McCormick says Wall Street millionaire Murphy swelled corporate welfare

Lisa McCormick says Gov. Phil Murphy is a Wall Street millionaire who is out of touch but she says his worst offense is promising to do things people want and then doing the same bad things that were done by Chris Christie, Jon Corzine and other previous governors.

McCormick is asking voters to write in her name as their choice for governor in the Democratic primary election on June 8, arguing that residents have been poorly served by traditional politicians.

“Governor Murphy betrayed New Jersey voters,” said McCormick. “He said he would stomp out corporate welfare but he enacted a $3 billion subsidy to keep nuclear plants profitable and just three weeks after it was first introduced and fast-tracked through the state Legislature, he signed the New Jersey Economic Recovery Act of 2020, a $15 billion corporate welfare package.”

Murphy signed the $15 billion corporate welfare package after he called for an overhaul of the state Economic Development Authority (NJEDA) following an investigation that revealed billions of dollars worth of corporate welfare incentives were improperly awarded by the agency to benefit

After a bitter outcry involving tax incentives given out by the NJEDA, Murphy said the state “squandered” nearly $11 billion in tax breaks for corporations, many of which weren’t able to prove they created and retained the types of jobs that they promised.

Good government advocates condemned the Murphy-Norcross corporate welfare package.

“There is some transparency and reform in the bill, but they ironically pushed it through without time for proper oversight or public scrutiny,” said New Jersey Sierra Club Director Jeff Tittel. “This is a New Year’s gift to big corporations and the wealthy. Meanwhile, it is peanuts for small businesses and coal in our stockings for the rest of us.”

“The BPU sold out the ratepayers and renewable energy today by going along with this unnecessary nuclear subsidy,” said Tittel, of the nuclear subsidies enacted by Murphy over the objections of the state’s ratepayer advocate, the AARP and several renewable power generators. “This giveaway is about greed and not need.”

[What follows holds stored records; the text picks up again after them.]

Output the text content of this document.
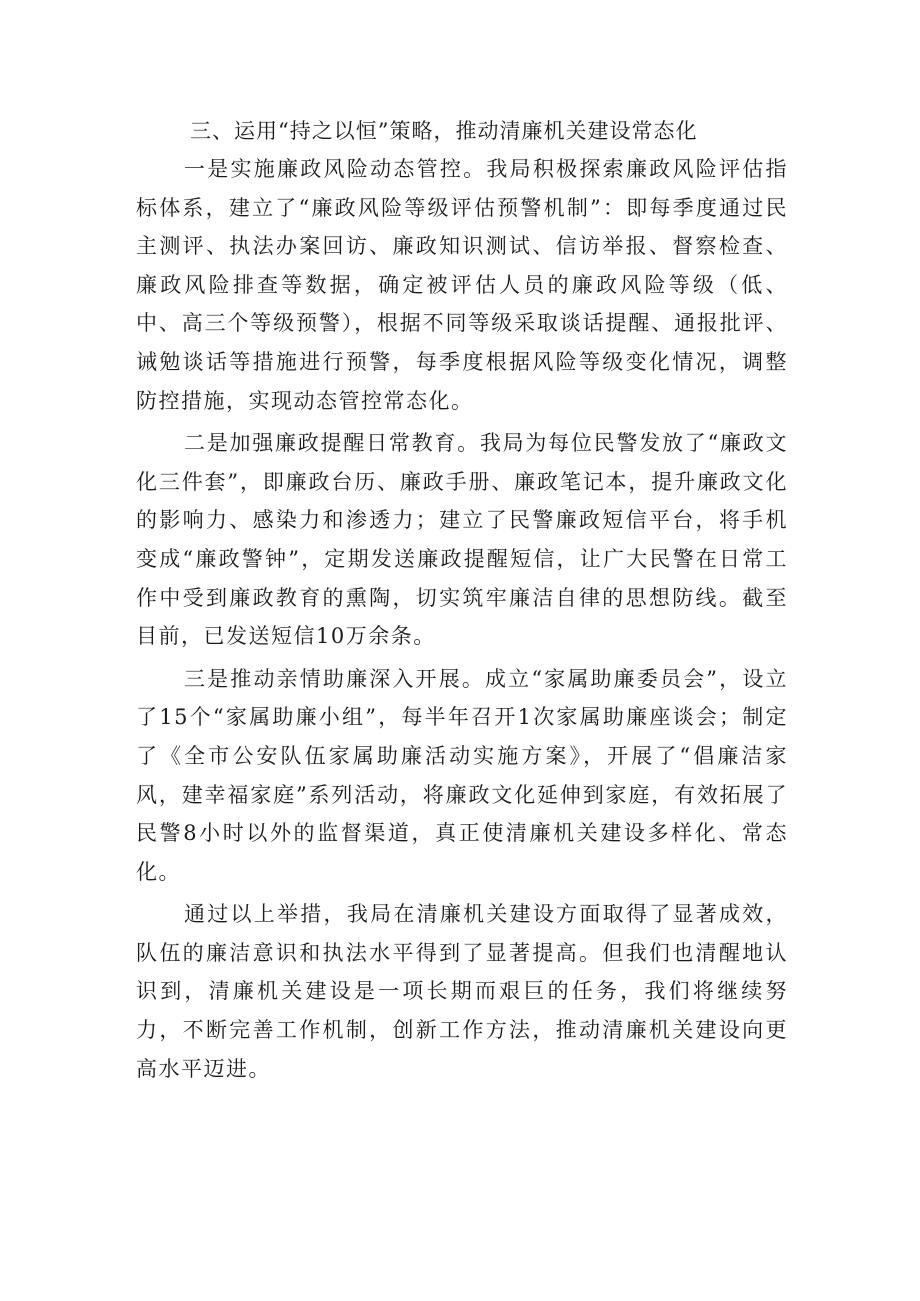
三、运用“持之以恒”策略，推动清廉机关建设常态化

一是实施廉政风险动态管控。我局积极探索廉政风险评估指标体系，建立了“廉政风险等级评估预警机制”：即每季度通过民主测评、执法办案回访、廉政知识测试、信访举报、督察检查、廉政风险排查等数据，确定被评估人员的廉政风险等级（低、中、高三个等级预警），根据不同等级采取谈话提醒、通报批评、诫勉谈话等措施进行预警，每季度根据风险等级变化情况，调整防控措施，实现动态管控常态化。

二是加强廉政提醒日常教育。我局为每位民警发放了“廉政文化三件套”，即廉政台历、廉政手册、廉政笔记本，提升廉政文化的影响力、感染力和渗透力；建立了民警廉政短信平台，将手机变成“廉政警钟”，定期发送廉政提醒短信，让广大民警在日常工作中受到廉政教育的熏陶，切实筑牢廉洁自律的思想防线。截至目前，已发送短信10万余条。

三是推动亲情助廉深入开展。成立“家属助廉委员会”，设立了15个“家属助廉小组”，每半年召开1次家属助廉座谈会；制定了《全市公安队伍家属助廉活动实施方案》，开展了“倡廉洁家风，建幸福家庭”系列活动，将廉政文化延伸到家庭，有效拓展了民警8小时以外的监督渠道，真正使清廉机关建设多样化、常态化。

通过以上举措，我局在清廉机关建设方面取得了显著成效，队伍的廉洁意识和执法水平得到了显著提高。但我们也清醒地认识到，清廉机关建设是一项长期而艰巨的任务，我们将继续努力，不断完善工作机制，创新工作方法，推动清廉机关建设向更高水平迈进。
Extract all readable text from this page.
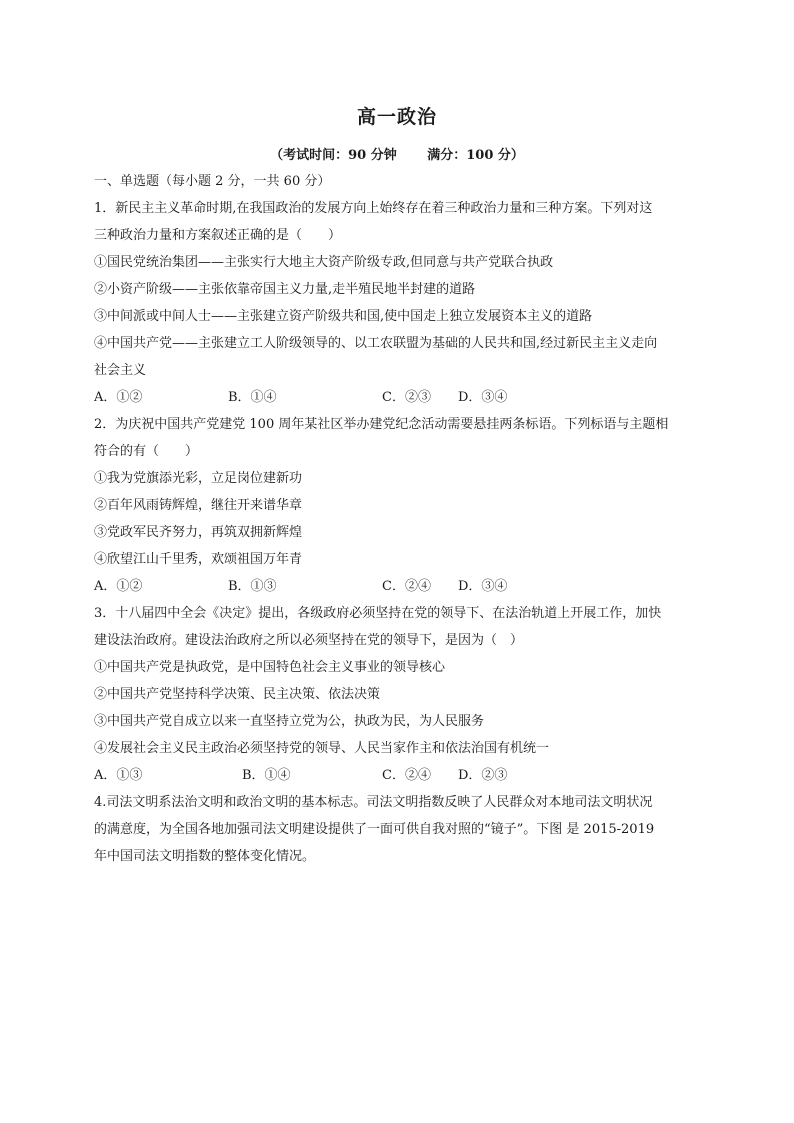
高一政治
（考试时间：90 分钟　　 满分：100 分）
一、单选题（每小题 2 分，一共 60 分）
1．新民主主义革命时期,在我国政治的发展方向上始终存在着三种政治力量和三种方案。下列对这
三种政治力量和方案叙述正确的是（　　）
①国民党统治集团——主张实行大地主大资产阶级专政,但同意与共产党联合执政
②小资产阶级——主张依靠帝国主义力量,走半殖民地半封建的道路
③中间派或中间人士——主张建立资产阶级共和国,使中国走上独立发展资本主义的道路
④中国共产党——主张建立工人阶级领导的、以工农联盟为基础的人民共和国,经过新民主主义走向
社会主义
A．①②	B．①④	C．②③	D．③④
2．为庆祝中国共产党建党 100 周年某社区举办建党纪念活动需要悬挂两条标语。下列标语与主题相
符合的有（　　）
①我为党旗添光彩，立足岗位建新功
②百年风雨铸辉煌，继往开来谱华章
③党政军民齐努力，再筑双拥新辉煌
④欣望江山千里秀，欢颂祖国万年青
A．①②	B．①③	C．②④	D．③④
3．十八届四中全会《决定》提出，各级政府必须坚持在党的领导下、在法治轨道上开展工作，加快
建设法治政府。建设法治政府之所以必须坚持在党的领导下，是因为（　）
①中国共产党是执政党，是中国特色社会主义事业的领导核心
②中国共产党坚持科学决策、民主决策、依法决策
③中国共产党自成立以来一直坚持立党为公，执政为民，为人民服务
④发展社会主义民主政治必须坚持党的领导、人民当家作主和依法治国有机统一
A．①③	B．①④	C．②④	D．②③
4.司法文明系法治文明和政治文明的基本标志。司法文明指数反映了人民群众对本地司法文明状况
的满意度，为全国各地加强司法文明建设提供了一面可供自我对照的“镜子”。下图 是 2015-2019
年中国司法文明指数的整体变化情况。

“The New Jersey Economic Recovery Act of 2020 is what you get when politicians look in the face of small business, taxpayers, and residents that have been ravaged by a pandemic and laugh,” said Jason Krychiw, an unemployed scientist living in Union Township who has been an outspoken progressive Democrat. “Anyone who voted for this chose corporations over people. Period.”

“With a stroke of a pen, New Jersey has chosen to repeat the mistakes of the past by giving away billions of dollars in corporate tax breaks,” said Brandon McKoy, president of New Jersey Policy Perspective (NJPP). “This is a bloated economic development strategy that has failed to work, not only in New Jersey but in every other state that participates in this costly race to the bottom.”

McKoy said that Murphy’s corporate tax breaks are on such a vast scale that they are likely to cheat taxpayers for decades to come.

“These super-charged programs will leave the state with far fewer resources for a robust recovery,” said McKoy. “It will also crowd out revenue in future budgets to invest in proven building blocks of a state economy, like education, health care, child care support, mass transit, and job training.”

Despite its name, McKoy charged there is “little to nothing” in Murphy’s law targeting small businesses or the state’s economic recovery from the ongoing COVID-19 pandemic.

“While a number of laudable reforms and innovative incentives are included in the Economic Recovery Act, its size and scope actually surpass that of the expired programs,” he said. “Simply put, size matters.”

“Instead, the New Jersey Economic Recovery Act mirrors some of the most egregious elements of the previous generation of economic incentives: overly generous tax subsidies for corporations that typically sell them for cash, a program design that favors businesses with the resources to navigate the application process, a deliberate disconnect between the NJEDA and the annual state budget, and a refusal to entertain the idea of a ceasefire agreement with neighboring states,” McKoy said. “New Jersey deserves better.”